Em 13 de maio de 1997, o senador Ab­dias do Nascimento se dirigiu à tribuna não para comemorar, mas para denun­ciar a “mentira cívica” que completava 110 anos. O descontentamento do par­lamentar com a Abolição da escravidão estava expresso na realidade da popula­ção negra, concentrada nos extratos mais marginalizados da sociedade.
 
“De escravos passaram a favelados, meninos de rua, vítimas preferenciais da violência policial, discriminados nas es­feras da justiça e do mercado de traba­lho, invisibilizados nos meios de comu­nicação, negados nos seus valores, na sua religião e na sua cultura”, denunciou.
 
Abdias, destacado intelectual e artista, foi senador da República pelo PDT repre­sentando o estado do Rio de Janeiro em duas oportunidades.

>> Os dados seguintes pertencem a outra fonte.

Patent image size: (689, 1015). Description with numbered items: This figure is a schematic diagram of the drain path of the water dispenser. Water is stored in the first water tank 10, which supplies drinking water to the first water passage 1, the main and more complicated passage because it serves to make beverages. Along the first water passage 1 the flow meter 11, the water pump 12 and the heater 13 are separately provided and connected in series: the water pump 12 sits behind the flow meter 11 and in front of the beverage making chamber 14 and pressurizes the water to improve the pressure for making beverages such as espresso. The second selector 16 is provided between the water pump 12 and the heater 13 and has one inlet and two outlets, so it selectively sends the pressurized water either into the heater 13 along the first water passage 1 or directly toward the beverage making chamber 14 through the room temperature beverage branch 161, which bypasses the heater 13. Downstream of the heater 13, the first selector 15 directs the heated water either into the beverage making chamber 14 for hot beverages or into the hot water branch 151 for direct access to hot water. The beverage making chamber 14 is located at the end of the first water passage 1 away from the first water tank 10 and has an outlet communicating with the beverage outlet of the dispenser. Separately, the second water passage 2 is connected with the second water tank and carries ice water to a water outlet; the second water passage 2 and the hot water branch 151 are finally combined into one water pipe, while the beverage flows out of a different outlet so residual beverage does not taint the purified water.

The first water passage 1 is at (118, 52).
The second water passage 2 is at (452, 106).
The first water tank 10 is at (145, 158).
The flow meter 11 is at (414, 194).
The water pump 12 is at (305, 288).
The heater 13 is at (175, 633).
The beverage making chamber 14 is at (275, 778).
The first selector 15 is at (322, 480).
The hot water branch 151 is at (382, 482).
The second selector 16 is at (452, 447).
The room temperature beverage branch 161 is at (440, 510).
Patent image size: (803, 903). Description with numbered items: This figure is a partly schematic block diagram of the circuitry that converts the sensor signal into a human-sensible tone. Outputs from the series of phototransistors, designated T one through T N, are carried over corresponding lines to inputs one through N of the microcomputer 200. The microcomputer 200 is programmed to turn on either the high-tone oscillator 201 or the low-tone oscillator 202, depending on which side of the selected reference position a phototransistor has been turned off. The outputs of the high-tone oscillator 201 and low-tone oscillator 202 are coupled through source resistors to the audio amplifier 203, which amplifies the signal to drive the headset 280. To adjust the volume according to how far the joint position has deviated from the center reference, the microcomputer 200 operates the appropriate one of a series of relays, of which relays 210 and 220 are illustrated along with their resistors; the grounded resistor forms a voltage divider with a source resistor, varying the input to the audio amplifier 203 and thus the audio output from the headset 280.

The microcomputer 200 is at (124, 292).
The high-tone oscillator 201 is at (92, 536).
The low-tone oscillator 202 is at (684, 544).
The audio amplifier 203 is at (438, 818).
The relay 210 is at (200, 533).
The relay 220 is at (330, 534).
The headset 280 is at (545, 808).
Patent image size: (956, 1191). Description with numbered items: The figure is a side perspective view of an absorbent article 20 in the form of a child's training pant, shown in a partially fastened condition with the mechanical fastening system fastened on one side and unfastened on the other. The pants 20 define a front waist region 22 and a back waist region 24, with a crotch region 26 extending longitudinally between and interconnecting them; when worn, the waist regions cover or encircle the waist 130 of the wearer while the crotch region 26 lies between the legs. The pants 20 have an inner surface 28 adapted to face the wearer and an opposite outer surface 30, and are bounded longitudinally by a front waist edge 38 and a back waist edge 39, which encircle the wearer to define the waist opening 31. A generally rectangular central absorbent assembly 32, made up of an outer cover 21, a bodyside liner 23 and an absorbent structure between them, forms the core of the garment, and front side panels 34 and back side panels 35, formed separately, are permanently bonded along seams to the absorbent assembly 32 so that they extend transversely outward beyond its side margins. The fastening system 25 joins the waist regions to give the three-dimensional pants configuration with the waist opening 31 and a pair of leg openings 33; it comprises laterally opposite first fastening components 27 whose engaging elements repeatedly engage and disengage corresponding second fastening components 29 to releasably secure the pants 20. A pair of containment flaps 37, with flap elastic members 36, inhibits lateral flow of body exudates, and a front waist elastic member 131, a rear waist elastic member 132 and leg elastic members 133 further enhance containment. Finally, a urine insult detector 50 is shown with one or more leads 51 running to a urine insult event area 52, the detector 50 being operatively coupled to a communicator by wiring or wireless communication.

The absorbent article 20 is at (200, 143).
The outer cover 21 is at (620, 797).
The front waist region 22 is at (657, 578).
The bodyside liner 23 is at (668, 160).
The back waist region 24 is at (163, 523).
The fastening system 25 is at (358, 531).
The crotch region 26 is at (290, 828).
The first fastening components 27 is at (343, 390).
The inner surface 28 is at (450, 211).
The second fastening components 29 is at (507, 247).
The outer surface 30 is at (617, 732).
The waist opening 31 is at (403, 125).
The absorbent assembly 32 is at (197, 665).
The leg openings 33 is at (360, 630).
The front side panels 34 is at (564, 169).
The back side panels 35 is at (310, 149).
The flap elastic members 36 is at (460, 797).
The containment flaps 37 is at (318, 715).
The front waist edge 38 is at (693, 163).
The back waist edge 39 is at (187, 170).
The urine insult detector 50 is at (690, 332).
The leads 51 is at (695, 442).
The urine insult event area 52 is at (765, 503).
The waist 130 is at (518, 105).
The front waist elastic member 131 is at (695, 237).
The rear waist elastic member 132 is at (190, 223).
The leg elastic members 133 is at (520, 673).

Primeiro, de 1991 a 1992 e, mais tarde, de 1997 a 1999.
 
Poucos negros ocuparam o Congresso Nacional na sequência, como demons­trou levantamento feito pela ONG Trans­parência Brasil em 2013. Naquele ano, somente 55 (10,7%) dos 513 deputados federais eram negros. Já no Senado, o número era ainda menor. Apenas três (3,7%) em 81 parlamentares.
 
A luta política dos negros sempre foi rebaixada e tratada como um sintoma da incapacidade pessoal de lidar com as di­ficuldades da vida. No discurso histórico, Abdias aludia que toda denuncia de dis­criminação racial da qual é vítima faz o negro ser taxado de “complexado”, “res­sentido” ou “perturbado mental”.
 
A presidenta do Geledés Instituto da Mulher Negra, Sueli Carneiro, recorda que inúmeros embates foram necessá­rios para a desconstrução dessa men­talidade.
 
“A minha geração trabalhou pelo me­nos três décadas para desmitificar a de­mocracia racial. A elite nos dizia: ‘Nós dizemos que não tem racismo e vocês fingem que acreditam e tudo vai dar certo enquanto esse acordo permanecer’. Esse acordo está rompido, de tal maneira que o racismo já não precisa mais ser hipócrita ou sutil. Ele é explí­cito”, reflete.
 
Conflito racial
 
Para Sueli, os casos de racismo contra jogadores de futebol e a violência que vi­tima jovens negros são exemplos de co­mo a intolerância racial já não pode mais ser disfarçada.
 
“Vocês são a geração que vai enfren­tar a dimensão mais truculenta dessa lu­ta. É isso que os aguarda: o conflito ex­plícito, o conflito direto. E o nosso temor enquanto velha geração de militantes era saber se tem gente para segurar esse ro­jão, se temos organização política para fazer esse enfrentamento.”
 
O discurso lúcido de Sueli se dirigiu ao grupo de jovens presentes na plenária de campanha do professor Douglas Bel­chior, que disputa uma vaga na Câmara dos Deputados pelo estado de São Pau­lo. Com o lema “Um preto no recinto”, a atividade reuniu, no último dia 20 de se­tembro, lideranças da nova e antiga ge­ração para refletir sobre a necessidade de candidaturas surgidas do seio de organi­zações negras. Juninho Palmarino foi in­dicado como deputado estadual, também por São Paulo.
 
A possibilidade de construção de uma nova sociedade a partir da via eleitoral costuma gerar acalorados debates entre membros do movimento social organiza­do. Reginaldo Bispo, do Movimento Ne­gro Unificado (MNU), sempre foi resis­tente a essa opção, mas considera o atual momento político do país extremamen­te delicado, o que torna necessário a pre­sença de porta-vozes comprometidos com as demandas sociais.
 
“Uma Boate Kiss a cada dois dias sem que se sensibilize nenhum poder, ne­nhum segmento de importância que de­cide qualquer coisa... é preciso que a gen­te tenha uma voz que chame atenção, unifique esse discurso para que a gente vá para cima e mude essa realidade”, de­clarou Bispo.
 
O ativista se refere à comoção gera­da na opinião pública pela tragédia na qual morreram 242 jovens em decor­rência de um incêndio em um salão de baile. Ao mesmo tempo, segundo Bispo, pouco destaque é dado aos jovens ne­gros que são assassinados diariamente nas periferias.